A new anti-corruption party was launched in Bulgaria over the weekend ahead of early elections called following the resignation of Prime Minister Boyko Borisov.
Named Yes Bulgaria, the party has vowed to clamp down on graft, boost economic growth and raise living standards. Led by former justice minister Hristo Ivanov, Yes Bulgaria will participate in polls scheduled to take place in March or April.
Some 1,250 delegates registered as founding members of the party on Saturday and elected Ivanov as leader, who warned in a speech that the “Bulgarian oligarchy is preparing to hold another election in which to reload the corruption model”.
“We have to break the system,” he added.
“We are not declaring a rhetorical war on some abstract corruption and lawlessness, we are not talking about poverty in general. We are facing a small group of untouchables and their patrons,” SeeNews quoted Ivanov as saying to founding delegates of the party.
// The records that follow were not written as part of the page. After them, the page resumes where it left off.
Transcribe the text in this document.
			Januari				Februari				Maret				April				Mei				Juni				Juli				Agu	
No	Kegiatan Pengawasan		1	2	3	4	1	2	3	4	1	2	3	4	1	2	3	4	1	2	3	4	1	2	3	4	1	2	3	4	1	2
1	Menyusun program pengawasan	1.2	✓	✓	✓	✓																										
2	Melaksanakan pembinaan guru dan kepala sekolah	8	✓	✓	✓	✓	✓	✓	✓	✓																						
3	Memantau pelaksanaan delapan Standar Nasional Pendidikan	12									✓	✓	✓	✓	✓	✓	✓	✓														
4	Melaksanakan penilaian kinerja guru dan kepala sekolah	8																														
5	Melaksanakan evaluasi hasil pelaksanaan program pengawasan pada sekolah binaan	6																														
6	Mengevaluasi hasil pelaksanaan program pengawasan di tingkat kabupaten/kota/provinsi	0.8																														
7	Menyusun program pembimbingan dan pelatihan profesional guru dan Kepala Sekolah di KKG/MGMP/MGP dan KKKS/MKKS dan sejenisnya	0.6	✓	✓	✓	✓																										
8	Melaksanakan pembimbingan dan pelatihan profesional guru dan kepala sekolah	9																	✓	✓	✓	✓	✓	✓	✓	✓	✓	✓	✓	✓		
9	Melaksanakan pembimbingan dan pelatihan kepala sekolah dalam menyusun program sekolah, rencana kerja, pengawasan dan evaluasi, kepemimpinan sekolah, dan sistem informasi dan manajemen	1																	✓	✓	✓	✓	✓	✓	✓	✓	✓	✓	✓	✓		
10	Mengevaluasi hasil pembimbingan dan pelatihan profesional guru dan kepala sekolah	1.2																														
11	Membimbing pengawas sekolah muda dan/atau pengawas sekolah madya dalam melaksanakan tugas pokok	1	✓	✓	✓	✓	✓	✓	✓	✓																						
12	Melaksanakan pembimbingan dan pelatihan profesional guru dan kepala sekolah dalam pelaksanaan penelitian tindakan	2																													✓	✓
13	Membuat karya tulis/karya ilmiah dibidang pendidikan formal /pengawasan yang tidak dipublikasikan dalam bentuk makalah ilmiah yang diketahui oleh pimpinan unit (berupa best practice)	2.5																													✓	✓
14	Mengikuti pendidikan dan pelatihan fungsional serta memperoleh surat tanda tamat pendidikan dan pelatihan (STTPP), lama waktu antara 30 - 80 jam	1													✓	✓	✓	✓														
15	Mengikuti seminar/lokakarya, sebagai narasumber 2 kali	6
Ivanov resigned from the centre-right coalition government led by Borissov at the end of 2015 after MPs voted against limits on the chief prosecutor’s power in the Supreme Judicial Council. At the time, the chief prosecutor had been accused of failing to tackle alleged widespread corruption among senior officials.
After quitting government, Ivanov said: “Whoever tells you that any national goal can be achieved without dealing with corruption’s capture of the state is lying to you.”
Borissov stepped down last November after his nominee for president was defeated by a Russia-friendly general backed by the opposition. Tsetska Tsacheva’s failure to win the presidential ballot was widely seen as a voter backlash against Borissov’s lack of progress in the country’s fight against corruption.
Yes Bulgaria is looking to take advantage of voter anger over perceived institutional corruption at the heart of the Balkan state’s political establishment, and ride the wave of populism that has swept Europe since the UK’s referendum on EU membership in June.
Manuela Maleeva, one of Yes Bulgaria’s founders, said: “The party is aware that there is no margin for error because the expectations are huge.”
According to Transparency International, Bulgaria is the most corrupt country in the European Union. In a progress report on the country’s fight against graft and organised crime published last January, the European Commission noted that tackling high-level corruption remains one of the country’s most pressing priorities.
Speaking at the time, EU Commission First Vice-President Frans Timmermans said: “Last year Bulgaria took some important steps to put reform back onto the agenda. Now it is time to move to the next stage by turning the strategies on judicial reform and the fight against corruption into action on the ground and delivering concrete results.”